The Doctor is balanced by his companions, and never so perfectly as by Elisabeth Sladen’s Sarah-Jane Smith (1973-1976). A feminist journalist, Sarah-Jane was the antidote to Pertwee’s pomposity and Baker’s lunatic whimsy.
Leaving the role, a tipsy Baker joked that his eventual replacement might be a woman. (A year later, in Yorkshire, a girl named Jodie Whittaker was born.) Peter Davison’s earnest, cricket-loving Doctor lasted three years. Audiences dwindling, Colin Baker’s bombastic Doctor never had a chance, and he was fired. Sylvester McCoy’s crafty conniver followed, but airing opposite Coronation Street, the end was nigh. Doctor Who was effectively cancelled in 1989.
In 1996, Paul McGann’s young, romantic Doctor starred in a US co-production, but that attempted reboot failed.
The Doctor stayed alive in memory, in novels, in audio-plays, until 2005, when the programme was revived under showrunner Russell T Davies.
Christopher Eccleston’s Doctor was fantastic, his showman’s bravado hiding a terrible grief. A year later, David Tennant — who had dreamed as a child of playing the Doctor — redefined the role for a new generation: Energetic, charismatic, and funny. Doctor Who was now a global brand. In 2010, under new showrunner Steven Moffat, Matt Smith became the youngest Doctor, clumsy, ancient, and child-like.
Smith starred for the show’s 50th anniversary, with a returning Tennant joined by John Hurt, playing a forgotten, secret Doctor.
Since 2013, Peter Capaldi’s ferociously Scottish 12th Doctor has been acidic and brilliant, but viewership fell. Some thought Moffat’s stories too complicated, too self-referential. Moffat and Capaldi are gone now, and Broadchurch’s Chris Chibnall takes over as showrunner.
Doctor Who faces its most important regeneration since Patrick Troughton sat up in the 1966 Tardis.
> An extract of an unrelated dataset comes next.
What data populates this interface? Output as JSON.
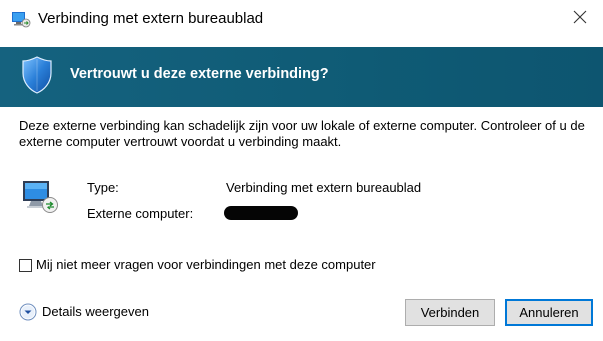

Jodie Whittaker, a fine actor, is the 13th Doctor. Some fans are outraged, of course, but for a show defined by change, it’s about time that girls too can dream of becoming the Doctor. Tom Baker, 84 now, says if Whittaker plays the Doctor as a benevolent alien, “she’ll be marvellous”.
A decade after first meeting the Doctor, I visited a comic shop in a gloomy London warehouse, up dirty, wooden stairs. It was closed. That didn’t matter. Outside was the Tardis.
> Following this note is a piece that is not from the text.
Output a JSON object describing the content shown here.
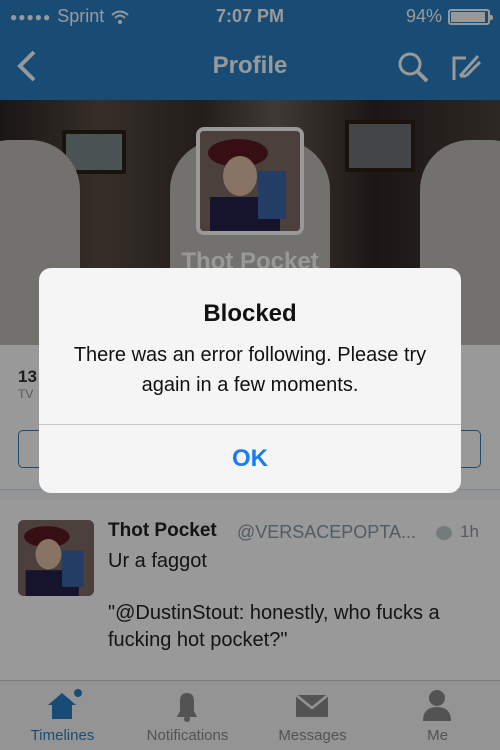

A police box, blue paintwork bubbling and shabby. I tapped the opaque window glass, and reached up to trace the letters on the sign. “POLICE (PUBLIC CALL) BOX.” I tried the doors (they were locked). I went on my way, to my adult life, smiling.
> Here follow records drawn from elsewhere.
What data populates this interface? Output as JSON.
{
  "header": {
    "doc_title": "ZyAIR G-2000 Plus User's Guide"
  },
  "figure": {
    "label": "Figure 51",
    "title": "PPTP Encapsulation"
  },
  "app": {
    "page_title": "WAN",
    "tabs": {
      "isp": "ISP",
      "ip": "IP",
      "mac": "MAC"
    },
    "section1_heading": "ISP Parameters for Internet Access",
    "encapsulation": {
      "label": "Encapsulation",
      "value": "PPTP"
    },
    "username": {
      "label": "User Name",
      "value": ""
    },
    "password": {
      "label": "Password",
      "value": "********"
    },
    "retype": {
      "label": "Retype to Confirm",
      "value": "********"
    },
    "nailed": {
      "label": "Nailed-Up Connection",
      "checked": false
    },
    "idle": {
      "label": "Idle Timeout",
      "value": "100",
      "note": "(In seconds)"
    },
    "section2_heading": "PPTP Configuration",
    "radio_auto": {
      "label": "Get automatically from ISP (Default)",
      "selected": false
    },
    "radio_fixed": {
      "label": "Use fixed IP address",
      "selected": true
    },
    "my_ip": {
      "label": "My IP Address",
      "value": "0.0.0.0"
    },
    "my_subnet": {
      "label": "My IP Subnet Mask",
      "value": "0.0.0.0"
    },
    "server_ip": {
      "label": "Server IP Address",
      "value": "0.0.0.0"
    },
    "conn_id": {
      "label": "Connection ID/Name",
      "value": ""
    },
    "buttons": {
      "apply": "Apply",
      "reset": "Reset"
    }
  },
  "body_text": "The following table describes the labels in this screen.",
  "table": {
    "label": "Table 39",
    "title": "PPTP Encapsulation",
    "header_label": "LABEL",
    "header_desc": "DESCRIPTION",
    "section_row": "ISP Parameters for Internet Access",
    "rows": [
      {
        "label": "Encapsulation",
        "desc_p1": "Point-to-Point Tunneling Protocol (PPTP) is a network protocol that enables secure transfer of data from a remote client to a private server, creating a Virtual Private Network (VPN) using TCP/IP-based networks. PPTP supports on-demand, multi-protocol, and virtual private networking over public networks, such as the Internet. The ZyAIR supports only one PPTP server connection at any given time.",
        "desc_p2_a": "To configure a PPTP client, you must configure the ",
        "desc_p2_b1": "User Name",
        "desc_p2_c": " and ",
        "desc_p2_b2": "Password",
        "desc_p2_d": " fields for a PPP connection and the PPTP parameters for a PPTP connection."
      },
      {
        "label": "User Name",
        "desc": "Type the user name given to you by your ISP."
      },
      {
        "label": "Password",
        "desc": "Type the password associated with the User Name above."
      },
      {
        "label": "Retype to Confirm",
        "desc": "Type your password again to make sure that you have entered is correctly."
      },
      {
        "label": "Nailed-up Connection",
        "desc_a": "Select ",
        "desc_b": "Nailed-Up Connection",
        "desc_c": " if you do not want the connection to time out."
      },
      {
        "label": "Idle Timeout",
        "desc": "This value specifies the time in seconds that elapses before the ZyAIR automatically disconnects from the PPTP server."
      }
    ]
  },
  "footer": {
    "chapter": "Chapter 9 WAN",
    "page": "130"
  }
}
Sadly, not all Doctor Who stories have happy endings. William Hartnell was born in London in 1908 to single mother Lucy, never knowing his father. He made a career playing hard men, starring in Carry On Sergeant (1958). Fired from Doctor Who, he appeared in the 1966 pantomime Puss in Boots. Interviewed in his dressing room, a frail Hartnell was asked “Why do you think children like you? You’re rather a grumpy sort of person.”
Applying his make-up, Hartnell bristled. “Children see me as a cross between the Wizard of Oz and Father Christmas.” The interviewer asked if Hartnell saw his future in pantomime. “Oh no, I’m legitimate. I’m a legitimate character actor. I’m legitimate.”
Very ill, Hartnell returned for pre-recorded scenes in 1973’s The Three Doctors. He died two years later, aged 67.
We last saw the Doctor at Christmas, when Capaldi, worlds-weary and hearts-broken, gave one final Tardis-storming speech, setting out for his replacement a statement of intent. (Amazingly, no one called it Whosplaining.) “Never be cruel, never be cowardly!” Dying in a storm of golden light, he channelled Bertrand Russell. “Remember, hate is always foolish, and love is always wise. Always try to be nice, but never fail to be kind.”
Suddenly, standing in the Doctor’s tattered clothes, was a young, blonde woman. Seeing her own reflection in the Tardis console, she smiled with pure delight.
“Oh brilliant!” grinned the Doctor, just as her Tardis exploded and she was sent plummeting through the night sky towards the city far below.